A JS function takes a uid parameter from the POST body.
What you did was simply incrementing that integer, manually.
The script provided by @emdeh is doing just that.
There is no hash…
I also confirm that curl -O $url/$link took me out of my misery. For some mysterious reason the .TXT flag was empty when using wget.
Also, the phrasing is wrong. The question implies that the PDF document contains a TXT file, or a flag perhaps.
Repeat what you learned in this section to get a list of documents of the first 20 user uid’s in /documents.php, one of which should have a ‘.txt’ file with the flag.
[…] a list of documents […] one of which should have a .TXT file […]
A document does not HAVE a .TXT file…
A document is of .TXT file format.
A document is a .TXT file.
While I was stuck fixing my script the phrasing of that question weirded me out. If you are pernickety like me, don’t look no more. You are looking for a TXT file, not a PDF document.

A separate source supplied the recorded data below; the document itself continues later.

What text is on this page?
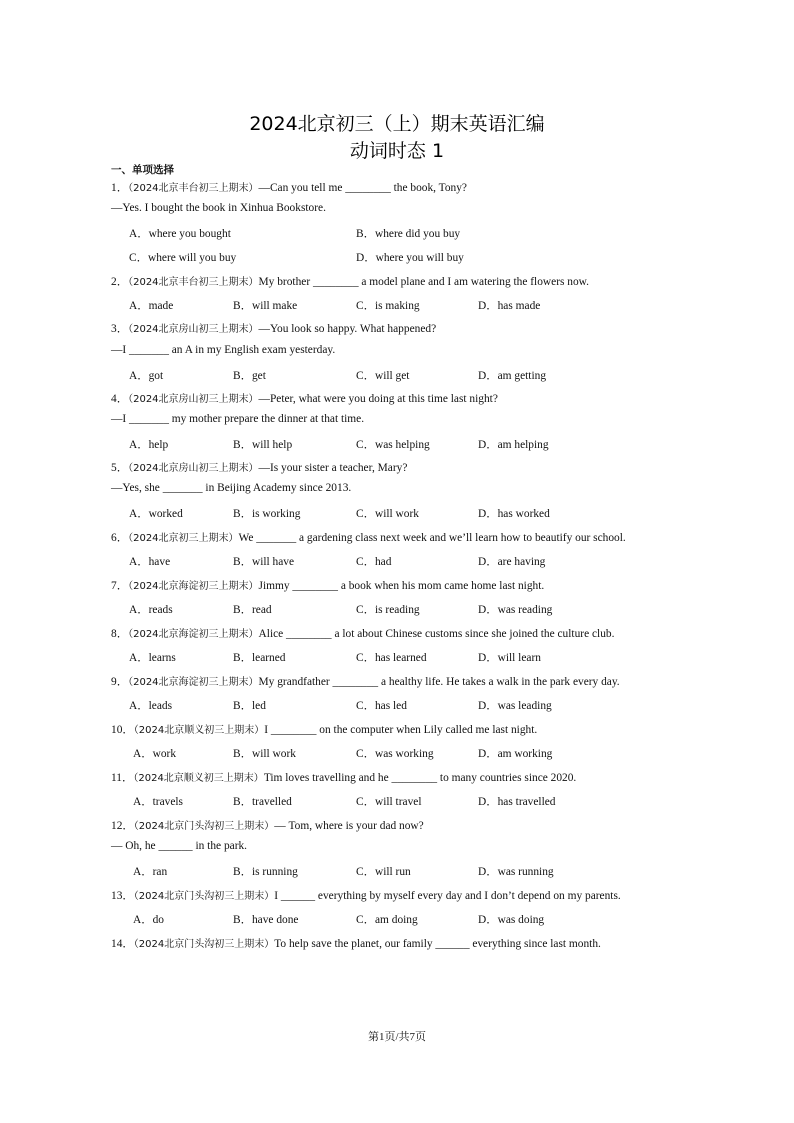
2024北京初三（上）期末英语汇编
动词时态 1
一、单项选择
1．（2024北京丰台初三上期末）—Can you tell me ________ the book, Tony?
—Yes. I bought the book in Xinhua Bookstore.
A．where you bought	B．where did you buy
C．where will you buy	D．where you will buy
2．（2024北京丰台初三上期末）My brother ________ a model plane and I am watering the flowers now.
A．made	B．will make	C．is making	D．has made
3．（2024北京房山初三上期末）—You look so happy. What happened?
—I _______ an A in my English exam yesterday.
A．got	B．get	C．will get	D．am getting
4．（2024北京房山初三上期末）—Peter, what were you doing at this time last night?
—I _______ my mother prepare the dinner at that time.
A．help	B．will help	C．was helping	D．am helping
5．（2024北京房山初三上期末）—Is your sister a teacher, Mary?
—Yes, she _______ in Beijing Academy since 2013.
A．worked	B．is working	C．will work	D．has worked
6．（2024北京初三上期末）We _______ a gardening class next week and we’ll learn how to beautify our school.
A．have	B．will have	C．had	D．are having
7．（2024北京海淀初三上期末）Jimmy ________ a book when his mom came home last night.
A．reads	B．read	C．is reading	D．was reading
8．（2024北京海淀初三上期末）Alice ________ a lot about Chinese customs since she joined the culture club.
A．learns	B．learned	C．has learned	D．will learn
9．（2024北京海淀初三上期末）My grandfather ________ a healthy life. He takes a walk in the park every day.
A．leads	B．led	C．has led	D．was leading
10．（2024北京顺义初三上期末）I ________ on the computer when Lily called me last night.
A．work	B．will work	C．was working	D．am working
11．（2024北京顺义初三上期末）Tim loves travelling and he ________ to many countries since 2020.
A．travels	B．travelled	C．will travel	D．has travelled
12．（2024北京门头沟初三上期末）— Tom, where is your dad now?
— Oh, he ______ in the park.
A．ran	B．is running	C．will run	D．was running
13．（2024北京门头沟初三上期末）I ______ everything by myself every day and I don’t depend on my parents.
A．do	B．have done	C．am doing	D．was doing
14．（2024北京门头沟初三上期末）To help save the planet, our family ______ everything since last month.
第1页/共7页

My issue is I expect the question to be what’s covered in the section. At no point did they mention anything about how to do it through POST requests. Yeah think out of the box and all that but for someone that’s a beginner it’s very difficult to think outside of the box until you understand how to think inside of the box first. And while it only took me 5 minutes to find this flag it’s still bad teaching practice to structure a lesson like this.
For anyone who is also stuck and is sick of trying to fix the errors the script throws at you:
Burp Intruder → fuzz where the “id” should be found (make sure you check what method the web app uses to transmit the uid) → check which response has largest size, open manually via browser → open flag → gg
For my fellow ethical hackers here, you might correct or adjust my approach if anything is unnecessary, I am just a noob myself who got the flag.